The Age (Melbourne), 19 May 1977, p1

[Note: The Psychological Practices Act was passed in 1965, not 1975.]

State says yes to Scientology minister


Mrs. Elaine Allen, a former Sunday School teacher, has become Victoria's first registered Minister of the Church of Scientology.

The State Government has relaxed its stand on the movement, outlawed 12 years ago after an inquiry described it as perverted, debased, ill-founded and harmful.

The Chief Secretary, Mr. Dickie, last night confirmed that Mrs. Allen, of Balwyn, had been recognised as a minister of religion.

But he said the Psychological Practices Act of 1965, under which the movement was outlawed, still operated.

"We have no reason to prevent them from carrying out marriages because they are recognised to do so under Commonwealth law," Mr. Dickie said.

"But we certainly would not tolerate the practices which were part of their cult before 1964.

"She is recognised as a minister of religion but whether we recognise scientology as a religion is entirely another thing."

The State Registrar of Ministers for Religion, Mr. J. M. Ryder, has told Mrs. Allen, a 40-year-old mother of four, her registered number is V16798. Her official denomination is the Church of Scientology Incorporated.

Mrs. Allen said last night her registration meant the Government had recognised Scientology as a religion.

"This has been a long time coming and it's a great victory for us," she said.

She said there had been no prosecutions under the 1965 Act and the Federal Government had recognised scientology as a denomination in 1973.

Based on fiction

The practice of scientology was banned by the act after a 160-day board of inquiry which yielded four million words of evidence and cost the State $75,000.

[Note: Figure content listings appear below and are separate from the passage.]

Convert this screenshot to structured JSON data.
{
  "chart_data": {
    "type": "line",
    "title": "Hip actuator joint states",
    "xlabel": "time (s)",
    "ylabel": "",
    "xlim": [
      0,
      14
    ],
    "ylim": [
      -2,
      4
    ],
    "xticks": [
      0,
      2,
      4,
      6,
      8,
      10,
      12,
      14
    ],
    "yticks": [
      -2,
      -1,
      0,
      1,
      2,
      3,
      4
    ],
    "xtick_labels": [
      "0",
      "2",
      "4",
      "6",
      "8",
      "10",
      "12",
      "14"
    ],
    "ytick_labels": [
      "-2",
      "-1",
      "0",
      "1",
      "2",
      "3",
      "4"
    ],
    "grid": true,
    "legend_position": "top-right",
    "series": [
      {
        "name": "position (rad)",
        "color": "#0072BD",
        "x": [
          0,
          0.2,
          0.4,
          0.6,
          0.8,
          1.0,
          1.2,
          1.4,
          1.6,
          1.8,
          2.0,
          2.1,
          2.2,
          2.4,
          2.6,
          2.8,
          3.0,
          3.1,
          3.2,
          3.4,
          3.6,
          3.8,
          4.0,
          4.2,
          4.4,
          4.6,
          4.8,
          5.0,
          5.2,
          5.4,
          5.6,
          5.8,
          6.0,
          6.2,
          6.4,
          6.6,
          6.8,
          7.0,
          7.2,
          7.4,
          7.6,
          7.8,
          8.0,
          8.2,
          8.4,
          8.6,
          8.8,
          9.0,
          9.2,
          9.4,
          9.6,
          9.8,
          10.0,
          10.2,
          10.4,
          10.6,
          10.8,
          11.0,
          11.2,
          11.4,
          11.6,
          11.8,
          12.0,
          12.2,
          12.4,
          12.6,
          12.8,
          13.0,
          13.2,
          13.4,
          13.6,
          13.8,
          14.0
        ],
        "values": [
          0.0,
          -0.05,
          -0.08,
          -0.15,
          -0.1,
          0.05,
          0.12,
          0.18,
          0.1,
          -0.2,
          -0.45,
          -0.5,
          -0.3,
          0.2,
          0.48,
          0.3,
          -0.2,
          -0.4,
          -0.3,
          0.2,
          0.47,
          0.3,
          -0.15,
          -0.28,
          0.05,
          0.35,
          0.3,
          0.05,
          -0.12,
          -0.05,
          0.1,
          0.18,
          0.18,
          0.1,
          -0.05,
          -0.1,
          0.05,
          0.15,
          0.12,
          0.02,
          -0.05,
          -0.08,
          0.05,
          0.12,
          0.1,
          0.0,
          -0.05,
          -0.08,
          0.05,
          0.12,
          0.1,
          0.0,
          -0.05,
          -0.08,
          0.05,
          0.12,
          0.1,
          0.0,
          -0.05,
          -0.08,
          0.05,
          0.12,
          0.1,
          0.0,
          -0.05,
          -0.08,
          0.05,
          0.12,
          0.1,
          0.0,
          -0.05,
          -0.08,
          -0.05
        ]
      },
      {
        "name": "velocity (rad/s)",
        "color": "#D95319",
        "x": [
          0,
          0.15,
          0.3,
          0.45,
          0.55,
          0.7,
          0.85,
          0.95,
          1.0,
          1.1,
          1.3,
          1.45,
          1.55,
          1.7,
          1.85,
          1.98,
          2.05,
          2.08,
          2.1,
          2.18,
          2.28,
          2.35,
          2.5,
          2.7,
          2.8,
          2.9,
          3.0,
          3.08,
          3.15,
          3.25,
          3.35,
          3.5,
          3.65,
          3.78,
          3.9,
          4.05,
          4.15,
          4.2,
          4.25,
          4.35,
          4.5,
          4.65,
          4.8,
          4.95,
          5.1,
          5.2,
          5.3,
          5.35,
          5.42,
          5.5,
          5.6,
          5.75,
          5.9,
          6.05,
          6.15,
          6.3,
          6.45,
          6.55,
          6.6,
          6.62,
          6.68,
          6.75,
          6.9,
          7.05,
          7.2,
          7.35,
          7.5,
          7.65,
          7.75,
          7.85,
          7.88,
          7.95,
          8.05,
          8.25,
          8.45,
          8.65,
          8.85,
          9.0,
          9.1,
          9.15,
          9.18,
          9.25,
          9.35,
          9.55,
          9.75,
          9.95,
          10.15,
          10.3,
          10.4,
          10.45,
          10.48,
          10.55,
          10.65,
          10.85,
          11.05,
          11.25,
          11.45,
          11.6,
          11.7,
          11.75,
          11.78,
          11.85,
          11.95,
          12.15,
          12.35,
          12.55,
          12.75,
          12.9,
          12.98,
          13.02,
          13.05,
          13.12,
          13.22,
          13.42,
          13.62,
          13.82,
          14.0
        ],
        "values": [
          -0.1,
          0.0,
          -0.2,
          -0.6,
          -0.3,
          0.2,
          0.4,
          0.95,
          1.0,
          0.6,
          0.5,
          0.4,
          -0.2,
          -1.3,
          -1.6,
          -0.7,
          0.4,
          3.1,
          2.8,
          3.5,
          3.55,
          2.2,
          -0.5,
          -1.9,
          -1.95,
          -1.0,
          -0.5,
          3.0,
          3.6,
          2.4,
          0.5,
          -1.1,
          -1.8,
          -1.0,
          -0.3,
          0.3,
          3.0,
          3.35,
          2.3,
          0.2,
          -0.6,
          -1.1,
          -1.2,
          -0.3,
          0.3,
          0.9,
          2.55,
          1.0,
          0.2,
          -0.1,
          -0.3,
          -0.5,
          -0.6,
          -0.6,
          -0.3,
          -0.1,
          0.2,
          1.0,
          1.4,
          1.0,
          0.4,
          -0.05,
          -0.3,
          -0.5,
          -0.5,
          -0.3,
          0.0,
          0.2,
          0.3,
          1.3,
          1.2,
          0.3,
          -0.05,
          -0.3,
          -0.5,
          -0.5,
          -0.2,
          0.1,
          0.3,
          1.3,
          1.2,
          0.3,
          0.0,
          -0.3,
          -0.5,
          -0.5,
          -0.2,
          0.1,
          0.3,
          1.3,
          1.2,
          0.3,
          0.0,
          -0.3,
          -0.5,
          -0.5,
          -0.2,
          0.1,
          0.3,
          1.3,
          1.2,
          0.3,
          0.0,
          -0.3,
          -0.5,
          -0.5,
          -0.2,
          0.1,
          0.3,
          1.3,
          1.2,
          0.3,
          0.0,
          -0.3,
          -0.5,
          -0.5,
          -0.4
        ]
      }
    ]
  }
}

Mr. K. V. Anderson, QC, now a judge, found that scientology was evil, a danger to the mental health of the community, based on fiction and propagated by falsehood.

Scientologists say the idea behind scientology, or dianetics, is improvement of communications between the individual, his fellow man and the environment. It is often referred to as "the modern science of mental health".

Mr. Dickie said the Psychological Practices Act, passed in November, 1975, did not apply to recognised ministers of religion.

"This church of scientology had sought for this woman to be registered but we have delayed action on it to see whether the Psychological Practices Act might take precedence over the Commonwealth Marriage Act, which obviously it did not," he said.

Mrs. Allen said the Government had turned a blind eye to the movement in recent years. The act had been passed in "a feeling of hysteria".

She said there had been major changes to the church's management.

Services are held every Sunday at 3 pm in a large house in Inkerman Road, Caulfield. About 10 to 15 people usually attend.

[photo: Elaine Allen holding up Scientology cross around her neck] Mrs Allen, pictured in front of the large Caulfield house where services are held every Sunday.